Wack-a-Mole, Tetris, or create a plan? Which describes your approach to lean design and layout?
The goal is to design in efficiency, not waste.
A poor design will haunt you for years to come. How often have you seen a company unbolt equipment and move it to provide more optimum flow and efficiency? I have sat in many meetings where equipment movement was discussed with great passion. Discussions around downtime, loss of production, idle employees, customer needs, cost, etc., with a final decision of “No, just make do with the space you have.” In fact, in my career, I have only seen a piece of machinery moved once to provide better flow.
So that brings up the question, how much time and energy are you spending on designing in efficiency and flow to your process? Does it resemble a game of Tetris or Wack-A-Mole? Does anyone have a 5, 10, or 15-year plan that could be used to model the facility's layout? It will not be a perfect plan, but it will be better than just dropping in equipment based on the given available space. If that is the approach then you are doomed to live with a wacky and inefficient flow, lots of inventory, and excessive material conveyance for the life of those machines and products, which could be 20-50 years.
Why do we do this to ourselves? I believe it is in part due to a false belief that we can drive the waste out later. Now, if you are in continuous improvement this sounds like job security until you retire, but it is a hard journey to take because the process will only be as good as the broken layout will allow. Maybe you can design automated conveyance systems while creating kanbans and visual inventory management, but one-piece flow or batch size reduction will be stymied. A bad layout will add significant material handling costs along with operating costs. Since the company cares about cost, you can’t afford to not spend time, energy, and money to create a great layout.

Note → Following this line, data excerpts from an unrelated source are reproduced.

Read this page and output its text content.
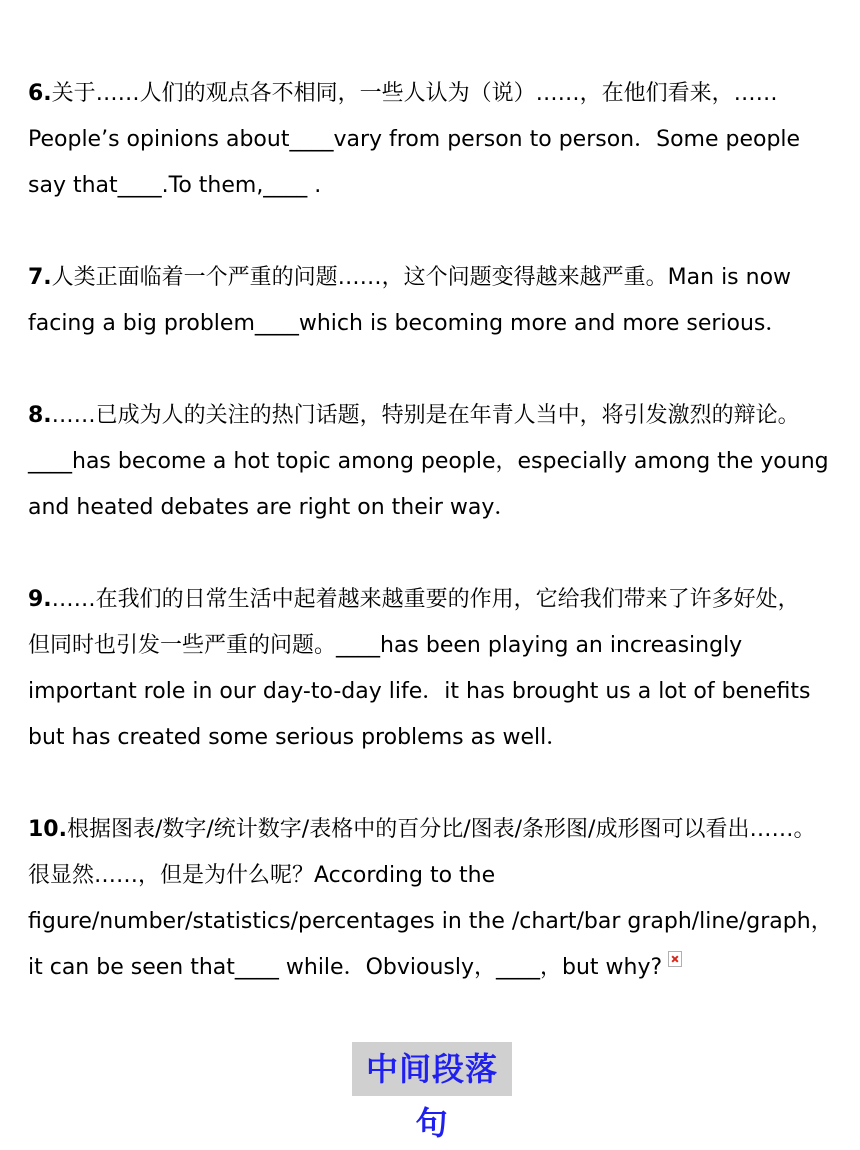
6.关于……人们的观点各不相同，一些人认为（说）……，在他们看来，……
People’s opinions about____vary from person to person．Some people
say that____.To them,____ .
7.人类正面临着一个严重的问题……，这个问题变得越来越严重。Man is now
facing a big problem____which is becoming more and more serious．
8.……已成为人的关注的热门话题，特别是在年青人当中，将引发激烈的辩论。
____has become a hot topic among people，especially among the young
and heated debates are right on their way．
9.……在我们的日常生活中起着越来越重要的作用，它给我们带来了许多好处，
但同时也引发一些严重的问题。____has been playing an increasingly
important role in our day-to-day life．it has brought us a lot of benefits
but has created some serious problems as well．
10.根据图表/数字/统计数字/表格中的百分比/图表/条形图/成形图可以看出……。
很显然……，但是为什么呢？According to the
figure/number/statistics/percentages in the /chart/bar graph/line/graph，
it can be seen that____ while．Obviously，____，but why?
中间段落句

If a company does invest the time upfront to create a plan and layout for the process and equipment, who is involved or leads the plan? Hopefully, the answer is a cross-functional team, but unfortunately, many times the task is delegated to one person: an engineer, a project lead, or the blueprint owner, etc. All these people are very important to a successful layout or design, but a more diverse team is needed to ensure all perspectives are represented and optimized. What about adding a maintenance team member to work on accessibility to the equipment during repairs or TPM work, a line operator to look at operator controls, inventory drop points, and needed tooling, or someone who conveys materials through the area to look for pinch points, maneuverability issues, or staging areas? Also, include an industrial engineer to look at the overall flow of material, people, and inventory through the area. A good check is to review the overall shape that is formed with the flow of materials through the process steps. O, U, L, or Z are always good choices because they don’t require the products or people to backtrack in the process or travel great distances for the next process. If the overall layout looks like a Wack-a-Mole game, more work needs to be done to optimize the layout and design. The better the design and layout the less waste exists in the process which is the goal.